Friday, February 17, 2017

WASHINGTON, D.C. – Today, U.S. Senator Debbie Stabenow (D-MI) voted against confirming Scott Pruitt to be the next Administrator of the Environmental Protection Agency.  She delivered the remarks against his nomination on the Senate Floor.  Video of her speech may be found here and her remarks, as prepared for delivery, follow:

M. President

I rise to join my colleagues in opposing Scott Pruitt to be the next Administrator of the Environmental Protection Agency.

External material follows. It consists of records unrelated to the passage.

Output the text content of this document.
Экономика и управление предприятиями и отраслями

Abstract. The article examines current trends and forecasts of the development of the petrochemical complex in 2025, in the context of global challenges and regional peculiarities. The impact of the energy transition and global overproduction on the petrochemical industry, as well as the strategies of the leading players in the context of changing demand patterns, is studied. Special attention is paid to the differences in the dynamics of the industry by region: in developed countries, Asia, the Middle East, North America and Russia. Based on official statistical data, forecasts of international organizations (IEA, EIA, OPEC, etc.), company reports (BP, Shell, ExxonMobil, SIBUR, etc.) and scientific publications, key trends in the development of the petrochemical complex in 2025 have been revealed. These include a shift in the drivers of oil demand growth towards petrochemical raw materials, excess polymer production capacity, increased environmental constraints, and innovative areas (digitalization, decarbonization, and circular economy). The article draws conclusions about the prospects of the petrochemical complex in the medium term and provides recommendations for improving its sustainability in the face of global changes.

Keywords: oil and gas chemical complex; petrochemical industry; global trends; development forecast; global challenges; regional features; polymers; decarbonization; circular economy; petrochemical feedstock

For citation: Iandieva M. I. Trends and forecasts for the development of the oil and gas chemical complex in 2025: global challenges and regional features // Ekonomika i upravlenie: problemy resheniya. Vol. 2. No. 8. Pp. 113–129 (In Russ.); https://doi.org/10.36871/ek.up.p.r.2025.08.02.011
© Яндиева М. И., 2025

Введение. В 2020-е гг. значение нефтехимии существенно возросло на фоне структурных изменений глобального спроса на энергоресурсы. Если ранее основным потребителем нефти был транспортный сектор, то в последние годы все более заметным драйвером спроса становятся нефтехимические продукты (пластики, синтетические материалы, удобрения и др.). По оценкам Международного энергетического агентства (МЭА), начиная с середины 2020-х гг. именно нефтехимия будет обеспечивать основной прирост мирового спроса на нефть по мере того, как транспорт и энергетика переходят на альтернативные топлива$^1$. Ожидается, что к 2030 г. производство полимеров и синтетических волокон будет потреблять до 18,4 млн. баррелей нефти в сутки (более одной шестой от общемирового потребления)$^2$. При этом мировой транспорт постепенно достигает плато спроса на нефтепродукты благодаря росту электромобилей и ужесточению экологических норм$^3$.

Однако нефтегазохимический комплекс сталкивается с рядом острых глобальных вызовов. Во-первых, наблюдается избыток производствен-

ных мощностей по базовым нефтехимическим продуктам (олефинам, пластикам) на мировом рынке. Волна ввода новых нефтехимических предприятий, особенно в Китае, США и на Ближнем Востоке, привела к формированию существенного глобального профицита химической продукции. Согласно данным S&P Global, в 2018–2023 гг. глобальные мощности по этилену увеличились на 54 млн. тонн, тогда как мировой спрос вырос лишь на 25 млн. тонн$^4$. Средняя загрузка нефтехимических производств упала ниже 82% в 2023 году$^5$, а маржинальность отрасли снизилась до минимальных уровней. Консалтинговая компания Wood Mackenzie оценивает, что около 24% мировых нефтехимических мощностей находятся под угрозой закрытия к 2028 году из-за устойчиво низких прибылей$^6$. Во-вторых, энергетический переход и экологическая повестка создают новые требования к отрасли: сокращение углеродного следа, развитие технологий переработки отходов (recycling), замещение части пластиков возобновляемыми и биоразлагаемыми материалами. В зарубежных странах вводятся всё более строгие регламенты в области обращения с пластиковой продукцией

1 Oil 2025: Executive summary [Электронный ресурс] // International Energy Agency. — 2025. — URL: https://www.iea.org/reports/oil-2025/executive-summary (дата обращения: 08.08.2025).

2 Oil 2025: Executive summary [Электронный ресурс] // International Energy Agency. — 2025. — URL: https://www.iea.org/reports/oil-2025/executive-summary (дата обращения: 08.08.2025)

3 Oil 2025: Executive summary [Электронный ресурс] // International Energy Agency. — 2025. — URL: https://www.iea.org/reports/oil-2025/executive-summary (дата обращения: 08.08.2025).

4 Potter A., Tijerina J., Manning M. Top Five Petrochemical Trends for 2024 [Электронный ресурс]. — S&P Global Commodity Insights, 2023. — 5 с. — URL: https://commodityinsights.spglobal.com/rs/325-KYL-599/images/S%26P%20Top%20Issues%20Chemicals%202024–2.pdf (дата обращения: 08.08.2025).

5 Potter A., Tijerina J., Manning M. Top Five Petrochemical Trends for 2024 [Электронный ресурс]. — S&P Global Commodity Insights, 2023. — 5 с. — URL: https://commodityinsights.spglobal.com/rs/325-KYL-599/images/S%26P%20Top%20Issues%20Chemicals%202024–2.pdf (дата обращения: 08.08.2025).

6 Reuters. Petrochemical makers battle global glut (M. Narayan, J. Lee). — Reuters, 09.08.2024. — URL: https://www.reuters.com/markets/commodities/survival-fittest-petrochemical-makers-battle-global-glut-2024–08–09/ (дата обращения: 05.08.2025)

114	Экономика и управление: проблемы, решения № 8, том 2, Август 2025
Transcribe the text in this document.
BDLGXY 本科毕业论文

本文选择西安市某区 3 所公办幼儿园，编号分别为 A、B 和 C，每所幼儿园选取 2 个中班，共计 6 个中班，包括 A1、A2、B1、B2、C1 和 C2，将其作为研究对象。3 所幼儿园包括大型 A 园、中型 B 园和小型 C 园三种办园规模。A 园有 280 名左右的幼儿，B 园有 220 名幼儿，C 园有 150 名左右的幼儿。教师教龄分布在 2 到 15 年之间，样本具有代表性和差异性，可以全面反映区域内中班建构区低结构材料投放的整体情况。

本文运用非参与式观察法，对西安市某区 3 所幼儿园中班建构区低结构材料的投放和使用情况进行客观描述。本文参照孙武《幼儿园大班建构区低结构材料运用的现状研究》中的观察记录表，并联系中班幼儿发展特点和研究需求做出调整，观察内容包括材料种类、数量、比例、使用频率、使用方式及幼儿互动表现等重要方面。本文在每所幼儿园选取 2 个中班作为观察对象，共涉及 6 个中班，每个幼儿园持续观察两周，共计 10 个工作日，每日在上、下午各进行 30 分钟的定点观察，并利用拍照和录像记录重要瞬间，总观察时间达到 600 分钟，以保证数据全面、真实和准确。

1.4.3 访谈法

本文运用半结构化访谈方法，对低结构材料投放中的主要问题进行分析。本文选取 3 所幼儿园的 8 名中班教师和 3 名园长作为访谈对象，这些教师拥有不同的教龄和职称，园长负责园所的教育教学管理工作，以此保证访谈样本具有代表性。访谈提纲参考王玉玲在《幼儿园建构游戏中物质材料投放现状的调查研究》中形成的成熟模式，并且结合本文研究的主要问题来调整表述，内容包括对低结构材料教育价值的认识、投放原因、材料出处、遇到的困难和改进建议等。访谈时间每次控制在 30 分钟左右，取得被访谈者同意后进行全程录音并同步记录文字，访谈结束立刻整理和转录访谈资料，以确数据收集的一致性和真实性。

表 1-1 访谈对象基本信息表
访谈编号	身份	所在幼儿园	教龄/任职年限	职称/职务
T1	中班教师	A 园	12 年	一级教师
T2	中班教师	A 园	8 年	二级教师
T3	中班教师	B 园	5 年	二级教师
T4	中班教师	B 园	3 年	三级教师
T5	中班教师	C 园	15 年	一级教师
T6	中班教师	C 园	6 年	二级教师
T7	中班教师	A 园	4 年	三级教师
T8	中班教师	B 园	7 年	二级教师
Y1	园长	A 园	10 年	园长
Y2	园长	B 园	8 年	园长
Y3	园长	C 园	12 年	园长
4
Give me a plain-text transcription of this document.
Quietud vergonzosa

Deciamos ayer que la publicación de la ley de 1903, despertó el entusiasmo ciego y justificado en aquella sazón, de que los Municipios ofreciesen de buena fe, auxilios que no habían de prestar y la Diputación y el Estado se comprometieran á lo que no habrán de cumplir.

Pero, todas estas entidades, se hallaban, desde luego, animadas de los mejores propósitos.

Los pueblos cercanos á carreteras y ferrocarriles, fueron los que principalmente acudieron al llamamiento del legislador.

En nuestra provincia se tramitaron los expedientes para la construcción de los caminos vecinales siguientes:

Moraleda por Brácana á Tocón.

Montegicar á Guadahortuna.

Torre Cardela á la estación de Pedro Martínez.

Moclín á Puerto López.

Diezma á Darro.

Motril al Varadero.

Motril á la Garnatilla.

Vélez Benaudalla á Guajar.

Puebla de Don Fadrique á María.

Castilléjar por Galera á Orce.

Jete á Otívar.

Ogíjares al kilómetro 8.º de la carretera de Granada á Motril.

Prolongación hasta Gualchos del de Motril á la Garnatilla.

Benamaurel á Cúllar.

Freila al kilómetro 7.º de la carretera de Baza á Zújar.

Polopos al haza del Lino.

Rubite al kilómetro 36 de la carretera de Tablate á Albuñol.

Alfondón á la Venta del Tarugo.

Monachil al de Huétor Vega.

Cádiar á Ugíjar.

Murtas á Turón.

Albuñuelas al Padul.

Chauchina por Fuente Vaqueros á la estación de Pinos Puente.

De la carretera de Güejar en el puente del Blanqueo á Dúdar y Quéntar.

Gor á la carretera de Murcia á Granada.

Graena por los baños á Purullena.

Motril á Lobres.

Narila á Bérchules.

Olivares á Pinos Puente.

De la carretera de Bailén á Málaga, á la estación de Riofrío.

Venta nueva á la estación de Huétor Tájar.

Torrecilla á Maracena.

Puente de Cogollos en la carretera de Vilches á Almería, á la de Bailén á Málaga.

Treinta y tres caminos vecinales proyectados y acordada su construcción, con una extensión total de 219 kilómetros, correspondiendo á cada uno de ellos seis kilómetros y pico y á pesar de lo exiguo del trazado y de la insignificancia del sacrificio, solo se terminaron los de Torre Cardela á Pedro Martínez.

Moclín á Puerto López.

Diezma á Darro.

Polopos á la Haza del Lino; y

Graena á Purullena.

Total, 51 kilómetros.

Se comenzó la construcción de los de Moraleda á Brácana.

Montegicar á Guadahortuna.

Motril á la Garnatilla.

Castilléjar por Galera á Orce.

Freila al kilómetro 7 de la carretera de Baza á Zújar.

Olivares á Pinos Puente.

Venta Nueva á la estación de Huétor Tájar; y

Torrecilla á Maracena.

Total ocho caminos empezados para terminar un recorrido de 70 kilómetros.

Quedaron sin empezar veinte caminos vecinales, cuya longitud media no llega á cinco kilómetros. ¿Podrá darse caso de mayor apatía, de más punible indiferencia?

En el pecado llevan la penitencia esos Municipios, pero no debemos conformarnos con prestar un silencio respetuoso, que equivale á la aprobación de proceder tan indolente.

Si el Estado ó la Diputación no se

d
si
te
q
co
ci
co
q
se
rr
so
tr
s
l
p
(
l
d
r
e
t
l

The EPA Administrator is a position of great importance to the people of Michigan, the Great Lakes region, and the entire country.  After examining Mr. Pruitt’s record on a broad range of issues, as well as his views about the agency for which he has been nominated to lead, I have significant concerns about the direction and priorities the EPA would take if he becomes Administrator.

 

My concerns about Scott Pruitt are not based on partisan politics.  When George W. Bush was President, I joined with 98 of my colleagues to vote to confirm Christy Todd Whitman to be EPA Administrator.  Two years later, I was among 87 other members in the Senate to vote to confirm Michael Leavitt to succeed her at the EPA. But I do not believe that Scott Pruitt has the requisite experience and track record to successfully lead an agency that plays such a critical role in protecting the health and wellbeing of the people of Michigan. 

 

My state is all too familiar with the importance of clean water and the consequences of environmental mismanagement.  While there is no question that the EPA should have acted more quickly to respond to the crisis in Flint, make no mistake that this man made emergency was primarily the function of decisions made by our Governor’s administration.  An administration that decided it would rather save $100 a day than pay for the treatment needed to prevent water pipes from corroding and exposing families and children in Flint to lead tainted water.

 

Mr. Pruitt has made clear of his intention to defer as much as possible to state authorities on decisions about protecting the environment.  While I firmly believe an effective EPA is one that works closely and often in concert with state and local communities, we must also be sure that we have leadership at the EPA that is willing and capable of providing the oversight necessary to ensure environmental and public health standards.

 

We also need an EPA Administrator that we can trust to protect and preserve the Great Lakes.  Critical to this objective is a grant program administered by the EPA called the Great Lakes Restoration Initiative.   The GLRI, which I championed and helped launch in 2010, accelerates efforts to protect and restore the Great Lakes by providing grants to clean up contaminated areas, prevent and control invasive species, address harmful algal blooms, and restore habitat to protect native species.

 

Scott Pruitt’s long record of opposing nearly all federal environmental programs raises serious questions about his commitment to the GLRI program -- a program that has garnered bipartisan and bicameral support in the Congress.

 

People come to the Great Lakes from all over the country. They are a part of our DNA and our way of life in Michigan. They contain 20% of the world’s fresh water and support more than 1.5 million jobs.  We need leadership at the EPA that we can count on to protect the Great Lakes, and the nearly $62 billion in wages that are tied directly to jobs and industries that depend on these precious waters to operate.

 

I also have great concerns about Mr. Pruitt’s long running opposition to the landmark Renewable Fuel Standard, which makes him an odd choice to lead the agency that administers the program. The President promised us a farmer friendly EPA – and yet his nominee to lead the agency wants to dismantle one of the most successful economic drivers in rural America.  Mr. Pruitt has repeatedly spoken out against the RFS, calling the program “flawed” and “unworkable.” 

 

Mr. Pruitt heading up EPA, coupled with former Exxon executive Rex Tillerson at the State Department and oil refinery owner Carl Icahn advising the White House, may well mean the end of the RFS as we know it.  That’s bad news for our biofuel producers in Michigan, and bad news for any American who cares about creating economic growth and jobs in rural communities.

 

Mr. Pruitt’s record of siding with polluters over sound science puts him outside the mainstream of what we should expect from our EPA Administrator.  It is for these reasons that I intend to vote against his nomination and would urge my colleagues to do the same.